Le treizième vendredi de la révolte populaire, deuxième du mois de Ramadhan, a été un grand rendez-vous, à Alger. Les manifestants qui ont prouvé leur détermination la semaine dernière malgré la contrainte du jeûne et le poids de la chaleur sont sortis en grand nombre.
Sous un soleil plus doux cette fois-ci, ils étaient des dizaines de milliers à occuper le centre de la capitale avec cette volonté, renouvelée, de tenir tête au chef de l’Etat-major de l’armée, Ahmed Gaïd Salah, et d’exprimer leur rejet de l’élection présidentielle programmée pour le 4 juillet prochain.
Comme d’habitude, c’est de la Grande poste, point de chute de tous les animateurs du Hirak, que le premier acte de ce vendredi de révolte devait se jouer.

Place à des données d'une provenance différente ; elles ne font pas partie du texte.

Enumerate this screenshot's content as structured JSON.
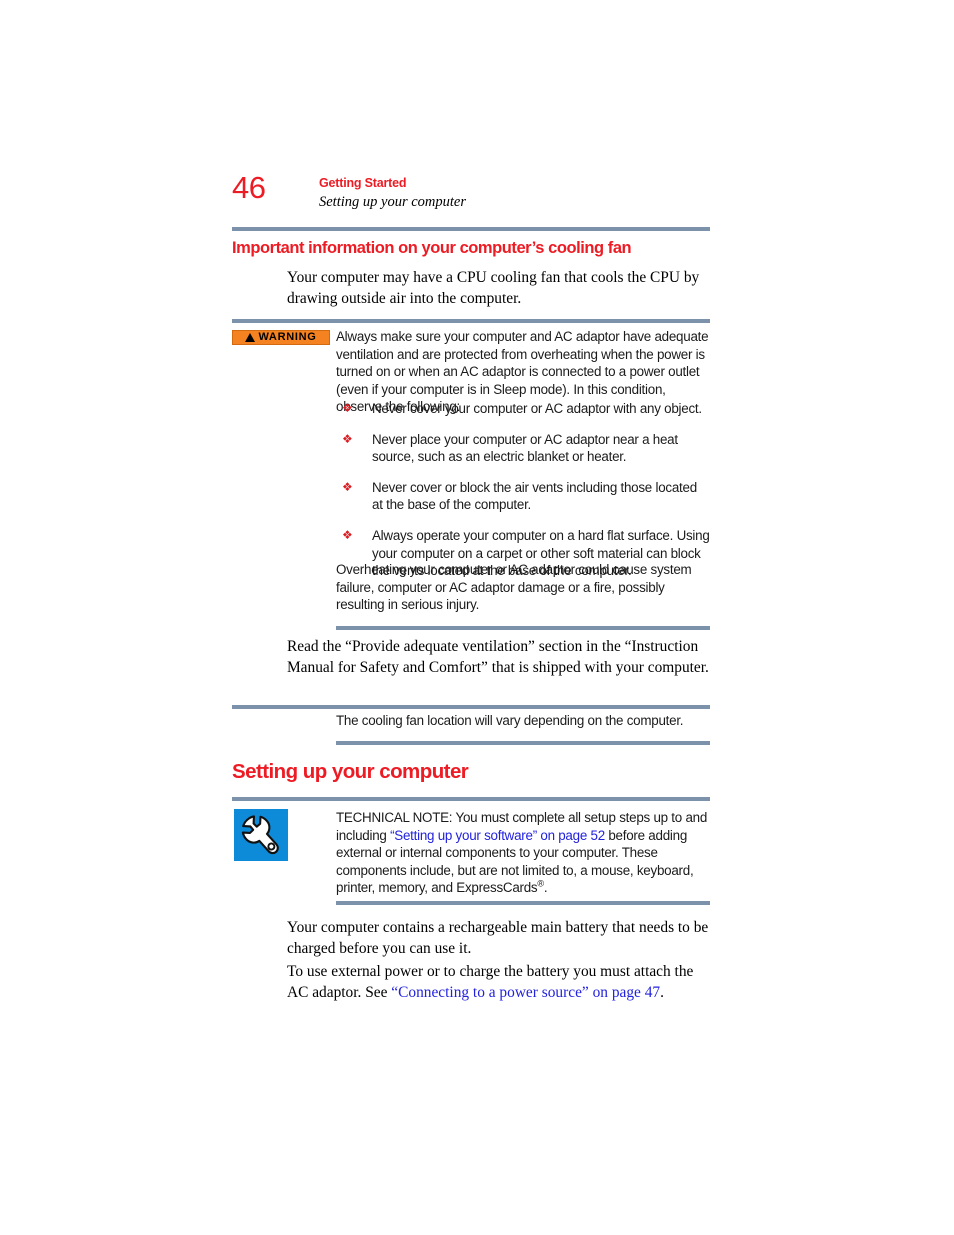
{
  "page": {
    "folio": "46",
    "running_head": {
      "chapter": "Getting Started",
      "section": "Setting up your computer"
    },
    "accent_red": "#ed1c24",
    "rule_color": "#7c92aa",
    "link_blue": "#2222dd",
    "warning_orange": "#f58220",
    "icon_blue": "#0d8bd9"
  },
  "subhead": "Important information on your computer’s cooling fan",
  "intro_paragraph": "Your computer may have a CPU cooling fan that cools the CPU by drawing outside air into the computer.",
  "warning": {
    "badge_label": "WARNING",
    "badge_icon": "warning-triangle-icon",
    "lead": "Always make sure your computer and AC adaptor have adequate ventilation and are protected from overheating when the power is turned on or when an AC adaptor is connected to a power outlet (even if your computer is in Sleep mode). In this condition, observe the following:",
    "bullet_glyph": "❖",
    "bullets": [
      "Never cover your computer or AC adaptor with any object.",
      "Never place your computer or AC adaptor near a heat source, such as an electric blanket or heater.",
      "Never cover or block the air vents including those located at the base of the computer.",
      "Always operate your computer on a hard flat surface. Using your computer on a carpet or other soft material can block the vents located at the base of the computer."
    ],
    "tail": "Overheating your computer or AC adaptor could cause system failure, computer or AC adaptor damage or a fire, possibly resulting in serious injury."
  },
  "read_paragraph": "Read the “Provide adequate ventilation” section in the “Instruction Manual for Safety and Comfort” that is shipped with your computer.",
  "note": {
    "text": "The cooling fan location will vary depending on the computer."
  },
  "main_heading": "Setting up your computer",
  "technical_note": {
    "icon": "wrench-icon",
    "text_before_link": "TECHNICAL NOTE: You must complete all setup steps up to and including ",
    "link": "“Setting up your software” on page 52",
    "text_after_link": " before adding external or internal components to your computer. These components include, but are not limited to, a mouse, keyboard, printer, memory, and ExpressCards",
    "registered_mark": "®",
    "text_end": "."
  },
  "battery_paragraph": "Your computer contains a rechargeable main battery that needs to be charged before you can use it.",
  "power_paragraph": {
    "before_link": "To use external power or to charge the battery you must attach the AC adaptor. See ",
    "link": "“Connecting to a power source” on page 47",
    "after_link": "."
  }
}
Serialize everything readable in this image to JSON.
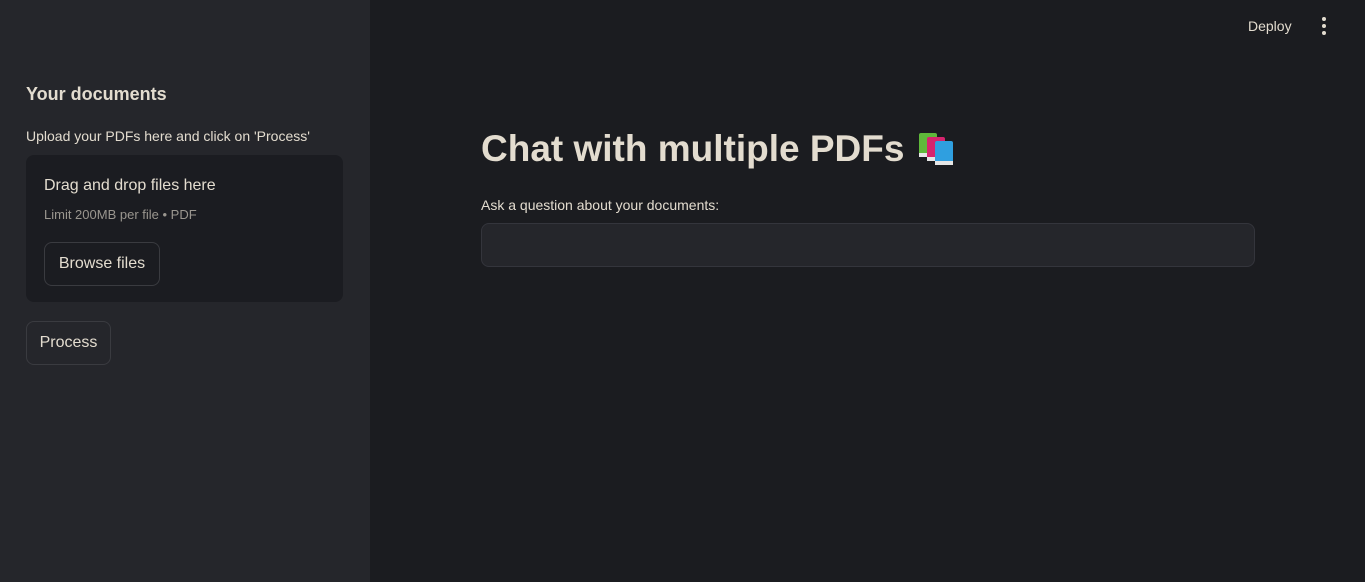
{
  "sidebar": {
    "title": "Your documents",
    "description": "Upload your PDFs here and click on 'Process'",
    "uploader": {
      "title": "Drag and drop files here",
      "limit": "Limit 200MB per file • PDF",
      "browse_label": "Browse files"
    },
    "process_label": "Process"
  },
  "header": {
    "deploy_label": "Deploy",
    "menu_icon": "vertical-ellipsis-icon"
  },
  "main": {
    "title": "Chat with multiple PDFs",
    "title_icon": "books-icon",
    "question_label": "Ask a question about your documents:",
    "question_value": ""
  },
  "colors": {
    "sidebar_bg": "#25262b",
    "main_bg": "#1b1c20",
    "text": "#e3dccf",
    "muted_text": "#9a968f"
  }
}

Cependant, le lieu était exceptionnellement occupé par les policiers anti-émeute. Les manifestants, drapeaux flottant et slogans aiguisés, devaient faire résonner les murs de la poste de leurs chants avant de se rendre à la place Audin, autre lieu symbolique de la révolte. Ils ont été surpris de voir des policiers casqués, alignés en bon ordre et déterminés à leur barrer l’accès aux marches de la Grande poste.
La tension n’a pas tardé à monter, et les policiers ont dû utiliser leurs vaporisateurs de gaz lacrymogène pour faire reculer la foule. Un coup de semonce a été tiré, une grenade détonante qui a créé un mouvement de panique dans les rangs des manifestants dont deux ont été légèrement blessés dans la bousculade. Du côté des forces de l’ordre, un policier a été éjecté du haut du toit d’un fourgon, après avoir aspergé la foule avec du lacrymogène. Après ces escarmouches, chaque groupe a repris ses positions, attendant la suite des événements.

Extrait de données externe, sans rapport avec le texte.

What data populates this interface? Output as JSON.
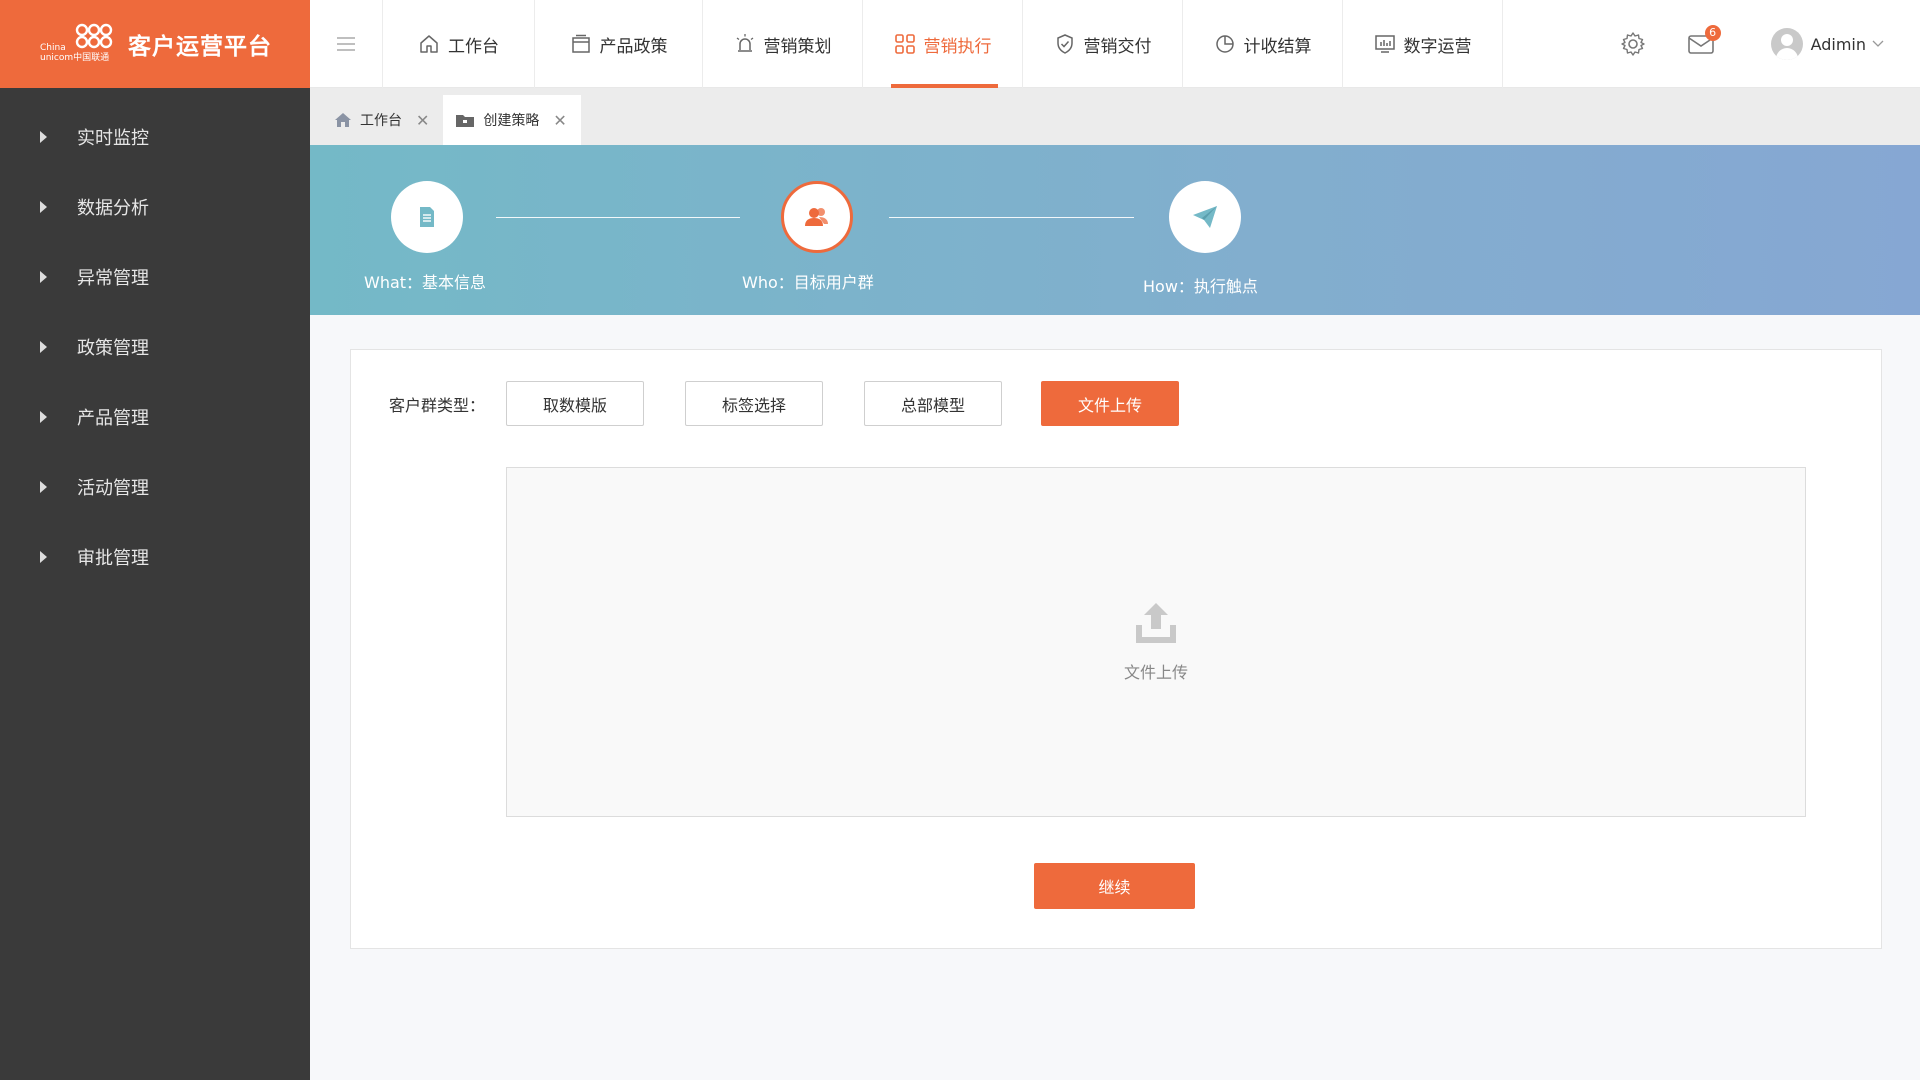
{
  "app": {
    "logo_small_top": "China",
    "logo_small_bottom": "unicom中国联通",
    "title": "客户运营平台"
  },
  "sidebar": {
    "items": [
      {
        "label": "实时监控"
      },
      {
        "label": "数据分析"
      },
      {
        "label": "异常管理"
      },
      {
        "label": "政策管理"
      },
      {
        "label": "产品管理"
      },
      {
        "label": "活动管理"
      },
      {
        "label": "审批管理"
      }
    ]
  },
  "topnav": {
    "tabs": [
      {
        "label": "工作台",
        "icon": "home-icon"
      },
      {
        "label": "产品政策",
        "icon": "box-icon"
      },
      {
        "label": "营销策划",
        "icon": "lamp-icon"
      },
      {
        "label": "营销执行",
        "icon": "grid-icon"
      },
      {
        "label": "营销交付",
        "icon": "shield-icon"
      },
      {
        "label": "计收结算",
        "icon": "pie-icon"
      },
      {
        "label": "数字运营",
        "icon": "monitor-icon"
      }
    ],
    "active_tab": "营销执行",
    "mail_badge": "6",
    "user_name": "Adimin"
  },
  "page_tabs": [
    {
      "label": "工作台",
      "icon": "home-icon"
    },
    {
      "label": "创建策略",
      "icon": "folder-icon"
    }
  ],
  "steps": [
    {
      "label": "What：基本信息",
      "icon": "document-icon"
    },
    {
      "label": "Who：目标用户群",
      "icon": "users-icon"
    },
    {
      "label": "How：执行触点",
      "icon": "paper-plane-icon"
    }
  ],
  "form": {
    "type_label": "客户群类型：",
    "type_options": [
      "取数模版",
      "标签选择",
      "总部模型",
      "文件上传"
    ],
    "selected_type": "文件上传",
    "upload_text": "文件上传",
    "continue_label": "继续"
  },
  "colors": {
    "accent": "#ee6a3c",
    "sidebar_bg": "#3a3a3a"
  }
}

Pendant les heures qui ont suivi, la foule a continué à défier les policiers, tentant, par moment, de forcer leurs lignes comme si le bras de fer autour de la Grande poste symbolisait subitement tout le combat mené depuis le 22 février. Lorsque les manifestants ont fini par occuper le lieu, peu avant quinze heures poussant la police à se replier, ce sont des hurlements de triomphe que l’on entendait. Officiellement, pour la police, il y avait risque d’effondrement des marches de la Grande poste sous le poids de la foule, ce qui explique sa fermeture. Aux yeux des manifestants, ce n’était qu’un argument fallacieux et le seul effondrement dont ils voulaient entendre parler était celui du système.

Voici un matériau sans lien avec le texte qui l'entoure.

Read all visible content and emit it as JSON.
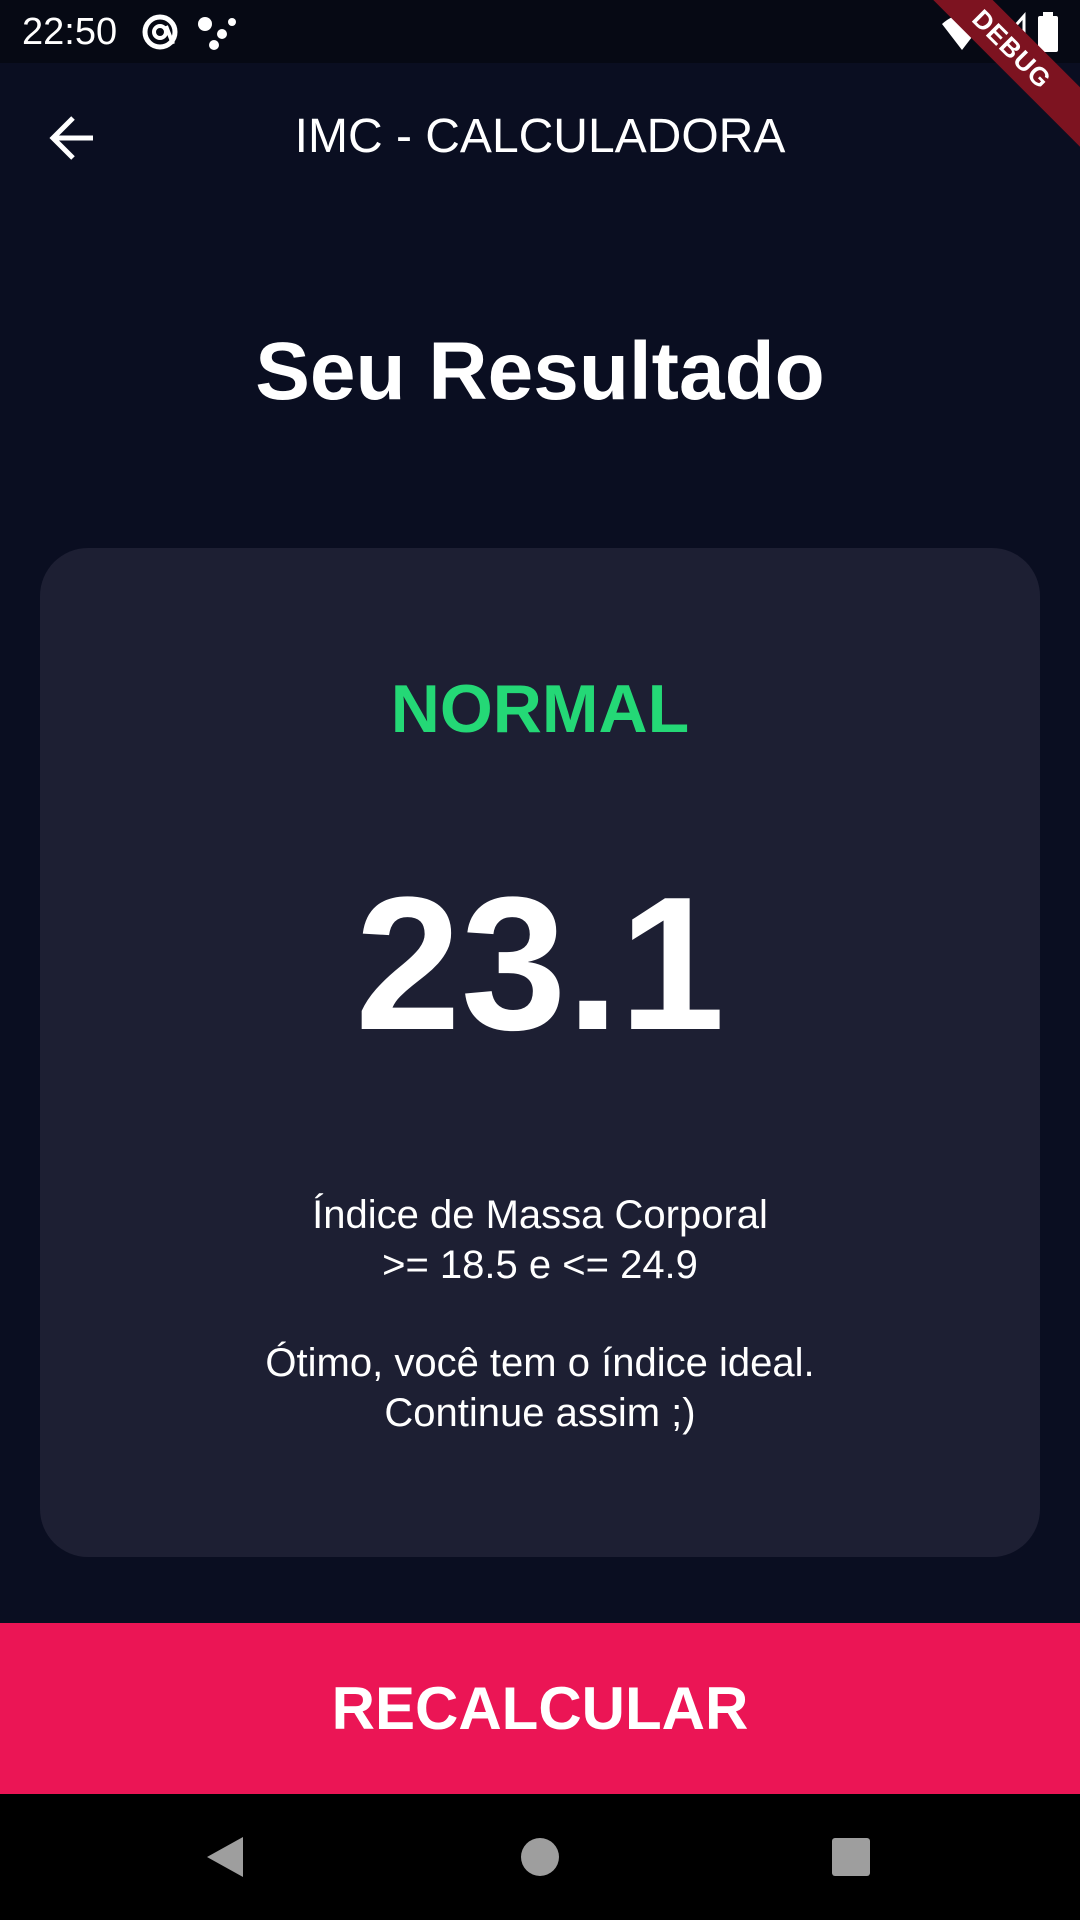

Comme la semaine dernière, le gros des marcheurs est arrivé au centre-ville vers 14 heures, déferlant le long de la rue Didouche Mourad, notamment. D’autres sont arrivés, en flux presque ininterrompus, du côté de la Place du premier. Les slogans de cette semaine n’étaient pas uniquement adressés au chef de l’Etat-major où au système. Les télévisions privées Echourouk et Ennahar étaient particulièrement ciblées, accusés d’être à la solde du système. Une journaliste d’Echourouk News a même reçu un coup de pied avant d’être éloignée par des manifestants.
Ce qui a marqué cette semaine aussi, ce sont les débats improvisés mais souvent houleux entre les détracteurs du chef de l’Etat-major et ses défenseurs. Il suffisait qu’un slogan favorable à Gaïd Salah soit crié pour qu’un groupe se forme et pour que les arguments soient confrontés, à grand renfort de gestes. On crie, les bras grands ouverts, on s’offusque en se tenant la tête, à l’algérienne, dans une sorte d’agora ouverte à tous ceux qui ont des choses à dire. Les débats de rues, une nouveauté née avec le mouvement populaire, donnent la possibilité aux gens de s’exprimer sur l’avenir du pays, sur leur vision de l’Algérie de demain et sur tout ce qui concerne l’actualité politique du moment.
Les débats sont riches, parfois surprenants, ouvrant la voie aux face-à-face les plus improbables entre des personnes d’horizons différents. Et même si, par moment, les échanges donnent l’impression d’être agressifs, les gens s’écoutent. Ce qui est déjà un véritable exploit.